Similarly, I gave my recommendation of not explicitly setting a seed at all because I know how people operate. Yes, this choice sacrifices some reproducibility, and doing something like generating a true random seed and writing it into a log file would be better, but all of this is additional mental overhead that for a good fraction of people will simply be too much. Anybody who has taught students knows that if you provide example code with a seed, some fraction of people will use your code as written and not change the seed. It doesn’t matter how often you say “change the seed.” If your code contains a seed, people will end up using that exact seed, every time.
There’s one more issue. In particular when you’re coding with scikit-learn, you need to set random seeds all over the place. Every single function that has random behavior has its own separate random number generator. So you can quickly face the situation where you need many random seeds. Want to do a train/test split? Please provide a random seed. Want to do a t-SNE? Please provide a random seed. Want to do a PCA? Please provide a random seed. Want to fit a random forest model? Please provide a random seed. You will quickly run into decision fatigue where you won’t have the energy to come up with new random seeds everywhere. You could set up an elaborate scheme where you have a master random number generator which you use to generate random seeds for each step of your analysis, but come on, nobody is going to do this. So I still think it is better to get into the habit of not setting a random seed at all and instead relying on the system random noise the library uses by default.
Let me end with this post on BlueSky by Ehud Karavani. It captures the right attitude. This is what you should be doing.
If brown M&Ms don’t mean anything to you, read this (true) story about how the rock band Van Halen would demand no brown M&M’s in the backstage area. This demand was meant purely as a test to see whether the production company had actually read the entire contract and could be considered reliable.

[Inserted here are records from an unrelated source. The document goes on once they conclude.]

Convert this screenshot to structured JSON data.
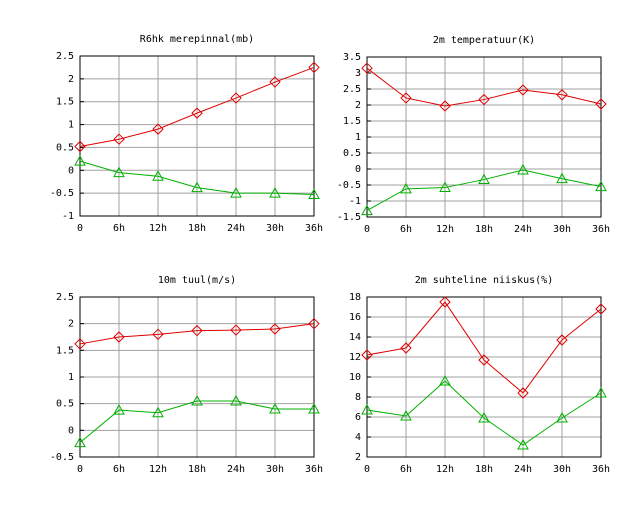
{
  "chart_data": [
    {
      "type": "line",
      "title": "R6hk merepinnal(mb)",
      "categories": [
        "0",
        "6h",
        "12h",
        "18h",
        "24h",
        "30h",
        "36h"
      ],
      "series": [
        {
          "color": "#e00000",
          "marker": "diamond",
          "values": [
            0.52,
            0.68,
            0.9,
            1.25,
            1.58,
            1.93,
            2.25
          ]
        },
        {
          "color": "#00b000",
          "marker": "triangle",
          "values": [
            0.2,
            -0.05,
            -0.13,
            -0.38,
            -0.5,
            -0.5,
            -0.53
          ]
        }
      ],
      "ylim": [
        -1,
        2.5
      ],
      "yticks": [
        -1,
        -0.5,
        0,
        0.5,
        1,
        1.5,
        2,
        2.5
      ],
      "grid": true
    },
    {
      "type": "line",
      "title": "2m temperatuur(K)",
      "categories": [
        "0",
        "6h",
        "12h",
        "18h",
        "24h",
        "30h",
        "36h"
      ],
      "series": [
        {
          "color": "#e00000",
          "marker": "diamond",
          "values": [
            3.15,
            2.22,
            1.97,
            2.17,
            2.47,
            2.32,
            2.03
          ]
        },
        {
          "color": "#00b000",
          "marker": "triangle",
          "values": [
            -1.3,
            -0.62,
            -0.58,
            -0.33,
            -0.03,
            -0.3,
            -0.55
          ]
        }
      ],
      "ylim": [
        -1.5,
        3.5
      ],
      "yticks": [
        -1.5,
        -1,
        -0.5,
        0,
        0.5,
        1,
        1.5,
        2,
        2.5,
        3,
        3.5
      ],
      "grid": true
    },
    {
      "type": "line",
      "title": "10m tuul(m/s)",
      "categories": [
        "0",
        "6h",
        "12h",
        "18h",
        "24h",
        "30h",
        "36h"
      ],
      "series": [
        {
          "color": "#e00000",
          "marker": "diamond",
          "values": [
            1.62,
            1.75,
            1.8,
            1.87,
            1.88,
            1.9,
            2.0
          ]
        },
        {
          "color": "#00b000",
          "marker": "triangle",
          "values": [
            -0.23,
            0.38,
            0.33,
            0.55,
            0.55,
            0.4,
            0.4
          ]
        }
      ],
      "ylim": [
        -0.5,
        2.5
      ],
      "yticks": [
        -0.5,
        0,
        0.5,
        1,
        1.5,
        2,
        2.5
      ],
      "grid": true
    },
    {
      "type": "line",
      "title": "2m suhteline niiskus(%)",
      "categories": [
        "0",
        "6h",
        "12h",
        "18h",
        "24h",
        "30h",
        "36h"
      ],
      "series": [
        {
          "color": "#e00000",
          "marker": "diamond",
          "values": [
            12.2,
            12.9,
            17.5,
            11.7,
            8.4,
            13.7,
            16.8
          ]
        },
        {
          "color": "#00b000",
          "marker": "triangle",
          "values": [
            6.7,
            6.1,
            9.6,
            5.9,
            3.2,
            5.9,
            8.4
          ]
        }
      ],
      "ylim": [
        2,
        18
      ],
      "yticks": [
        2,
        4,
        6,
        8,
        10,
        12,
        14,
        16,
        18
      ],
      "grid": true
    }
  ]
}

I’m not discounting that there are a handful of people who routinely use a seed of 42 when it won’t cause any issues and yet appropriately use a range of different seeds when it matters. They’re probably the people writing the scikit-learn documentation.
And let me just emphasize that if you see yourself in John, I don’t think John is a bad student. He’s probably a very good student. He just doesn’t know much about how random number generation works. That’s fine. There are more things to know than any one person can ever absorb. Everybody has knowledge gaps somewhere.
Another good article. My only comment is that I never heard the Van Halen story but it reminded me of a distant memory. A rapper (I think Wiz Khalifa) came to town and I remember someone telling me he had a provision that he couldn't have any M&M's of a specific color, I think green not brown, and we laughed it off as pampering. Whoever it was, and whatever color, guess I shouldn't have been quick to judge!
Thanks again for the good math.
If you want to have serious fun, correct a redditor's bad arithmetic by informing them that 0.45% = 0.0045.
And then sit back while five or more people try to tell you that you're wrong.